Height of a binary tree

Programmer picture Programmer · Dec 25, 2010 · Viewed 84.2k times · Source

Consider the following code:

public int heightOfBinaryTree(Node node)
{
    if (node == null)
    {
        return 0;
    }
    else
    {
        return 1 +
        Math.max(heightOfBinaryTree(node.left),
            heightOfBinaryTree(node.right));
    }
}

I want to know the logical reasoning behind this code. How did people come up with it? Does some have an inductive proof?
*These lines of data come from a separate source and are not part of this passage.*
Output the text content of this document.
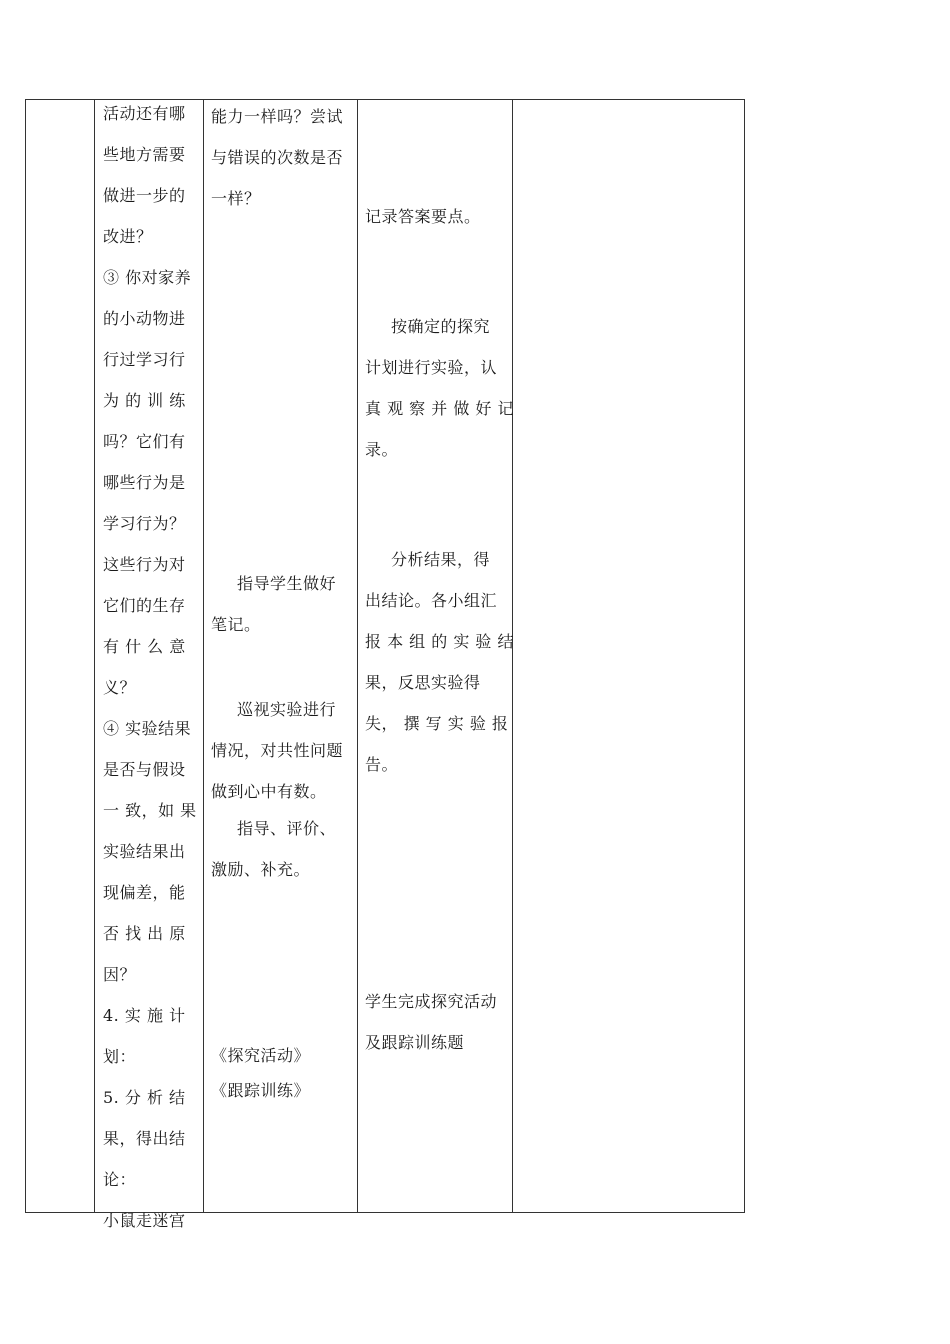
活动还有哪
些地方需要
做进一步的
改进？
③ 你对家养
的小动物进
行过学习行
为 的 训 练
吗？它们有
哪些行为是
学习行为？
这些行为对
它们的生存
有 什 么 意
义？
④ 实验结果
是否与假设
一 致，如 果
实验结果出
现偏差，能
否 找 出 原
因？
4. 实 施 计
划：
5. 分 析 结
果，得出结
论：
小鼠走迷宫
能力一样吗？尝试
与错误的次数是否
一样？
指导学生做好
笔记。
巡视实验进行
情况，对共性问题
做到心中有数。
指导、评价、
激励、补充。
《探究活动》
《跟踪训练》
记录答案要点。
按确定的探究
计划进行实验，认
真 观 察 并 做 好 记
录。
分析结果，得
出结论。各小组汇
报 本 组 的 实 验 结
果，反思实验得
失， 撰 写 实 验 报
告。
学生完成探究活动
及跟踪训练题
Moreover, I thought of just doing a BFS with the root of the binary tree as the argument to get the height of the binary tree. Is the previous approach better than mine?Why?

Answer

moinudin picture moinudin · Dec 25, 2010
if (node == null)
{
    return 0;
}

The children of leaf nodes are null. Therefore this is saying that once we've gone past the leaves, there are no further nodes.

If we are not past the leaf nodes, we have to calculate the height and this code does so recursively.

return 1 +

The current node adds a height of 1 to the height of the subtree currently being calculated.

    Math.max(heightOfBinaryTree(node.left),
        heightOfBinaryTree(node.right));

We recursively calculate the height of the left subtree (node.left) and right subtree (node.right). Since we're calculating the maximum depth, we take the maximum of these two depths.

I've shown above that the recursive function is correct. So calling the function on the parent node will calculate the depth of the entire tree.

Here's a graphical representation of the height of a tree from this document. h is the height of the tree, hl and hr are the heights of the left and right subtrees respectively.

Moreover, I thought of just doing a BFS with the root of the binary tree as the argument to get the height of the binary tree. Is the previous approach better than mine?Why?

The code you provided is a form of DFS. Since you have to process all nodes to find the height of the tree, there will be no runtime difference between DFS and BFS, although BFS will use O(N) memory while DFS will use O(logN) memory. BFS is also slightly more complex to code, since it requires a queue while DFS makes use of the "built-in" recursive stack.